As far as I can tell from reading the paper, a bunch of health service politicians and managers decided it would be a cool thing to buy some "social" robots and test them out to, to, er, well to do something in a state of the art Danish rehabilitation centre "...specializing in physical rehabilitation for people who have experienced disabling physical illnesses, strokes or accidents". They finally decide to use the robots to, er, see if they can get patients -excuse me, guests or is it citizens?- who are "small eaters" to eat more -well actually no, they can´t do that, so finally they test the robots as dinner hosts -sort of- but never seem to actually pin down what the hosts are being testing for.
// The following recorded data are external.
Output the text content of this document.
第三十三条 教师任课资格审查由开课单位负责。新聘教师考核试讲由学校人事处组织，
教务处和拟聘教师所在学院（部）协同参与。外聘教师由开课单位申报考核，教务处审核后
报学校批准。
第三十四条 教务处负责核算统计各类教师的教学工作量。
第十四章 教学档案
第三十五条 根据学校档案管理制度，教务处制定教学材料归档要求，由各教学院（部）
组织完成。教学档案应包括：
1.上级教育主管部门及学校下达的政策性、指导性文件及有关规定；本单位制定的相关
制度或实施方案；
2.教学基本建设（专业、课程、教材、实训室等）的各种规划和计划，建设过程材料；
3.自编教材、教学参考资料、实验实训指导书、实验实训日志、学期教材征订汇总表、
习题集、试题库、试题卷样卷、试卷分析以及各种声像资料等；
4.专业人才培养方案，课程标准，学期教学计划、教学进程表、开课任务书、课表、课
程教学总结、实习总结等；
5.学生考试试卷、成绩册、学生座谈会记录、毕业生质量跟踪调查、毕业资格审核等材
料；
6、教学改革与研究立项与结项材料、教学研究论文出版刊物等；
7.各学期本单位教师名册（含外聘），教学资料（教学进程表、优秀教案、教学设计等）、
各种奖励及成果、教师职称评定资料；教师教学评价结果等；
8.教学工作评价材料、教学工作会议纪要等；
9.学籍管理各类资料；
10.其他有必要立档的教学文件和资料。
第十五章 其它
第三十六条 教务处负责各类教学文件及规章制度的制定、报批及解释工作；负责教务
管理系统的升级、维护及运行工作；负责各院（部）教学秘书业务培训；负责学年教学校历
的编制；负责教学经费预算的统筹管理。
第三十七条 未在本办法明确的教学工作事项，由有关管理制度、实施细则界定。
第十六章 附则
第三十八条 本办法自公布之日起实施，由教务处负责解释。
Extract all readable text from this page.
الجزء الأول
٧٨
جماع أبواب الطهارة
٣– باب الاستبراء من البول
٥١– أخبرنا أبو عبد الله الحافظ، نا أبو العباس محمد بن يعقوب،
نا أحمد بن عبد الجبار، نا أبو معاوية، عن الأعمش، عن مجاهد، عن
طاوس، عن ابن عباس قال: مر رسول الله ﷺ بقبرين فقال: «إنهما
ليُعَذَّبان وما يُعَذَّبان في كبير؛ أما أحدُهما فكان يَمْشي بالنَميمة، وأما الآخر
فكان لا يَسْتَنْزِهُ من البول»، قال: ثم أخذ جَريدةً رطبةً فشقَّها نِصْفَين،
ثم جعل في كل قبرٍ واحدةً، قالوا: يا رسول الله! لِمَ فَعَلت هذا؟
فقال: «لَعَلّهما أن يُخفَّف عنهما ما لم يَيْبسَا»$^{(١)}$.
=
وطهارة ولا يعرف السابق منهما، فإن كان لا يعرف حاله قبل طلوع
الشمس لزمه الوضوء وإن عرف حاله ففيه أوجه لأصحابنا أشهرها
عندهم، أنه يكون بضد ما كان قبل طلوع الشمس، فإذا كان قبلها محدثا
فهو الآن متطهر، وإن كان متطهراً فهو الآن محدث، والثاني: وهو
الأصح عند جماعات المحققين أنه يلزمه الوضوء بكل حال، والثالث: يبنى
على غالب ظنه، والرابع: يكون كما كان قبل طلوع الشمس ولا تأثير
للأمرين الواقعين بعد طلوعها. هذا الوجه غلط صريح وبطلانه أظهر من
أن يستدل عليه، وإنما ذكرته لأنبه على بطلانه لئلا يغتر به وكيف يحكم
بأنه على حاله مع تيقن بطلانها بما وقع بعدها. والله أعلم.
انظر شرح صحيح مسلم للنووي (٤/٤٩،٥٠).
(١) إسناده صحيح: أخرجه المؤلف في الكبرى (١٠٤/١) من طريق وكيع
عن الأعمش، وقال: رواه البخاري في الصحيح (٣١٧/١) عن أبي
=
As a citizen of a country with one of the worst public health systems in the world, not only does the experience seem pointless but it seems insulting to me to have so much money and effort poured into such a badly designed experience -a robot host which uses "Wizard of Oz" techniques (so, the robot is nothing but a mouthpiece for a remote human operator?) who appears to have nothing more to do than listen to six patients cum citizens cum guests having dinner and presumably give some kind of interactive nods and conversational prompts. The unsurprising conclusion is that people like being listened to, a conclusion pointed out by experiments in British hospitals in the late 1960s in which patients preferred typing into boxes to talking with hospital doctors -and apparently found the boxes more sympathetic to boot- , not to mention Weizenbaum´s observations on some naive perceptions and uses of Eliza (1966), the first chatterbot, which supposedly modeled the non-directive tactics of rogerian therapists.

There is a great deal of interesting theoretical material in this paper, which is why I give the paper two stars, but also a great deal to read between the lines -it somehow strikes me as a last ditch attempt to salvage an article out of an almost complete botch up and thus justify time and public money wasted, er, spent.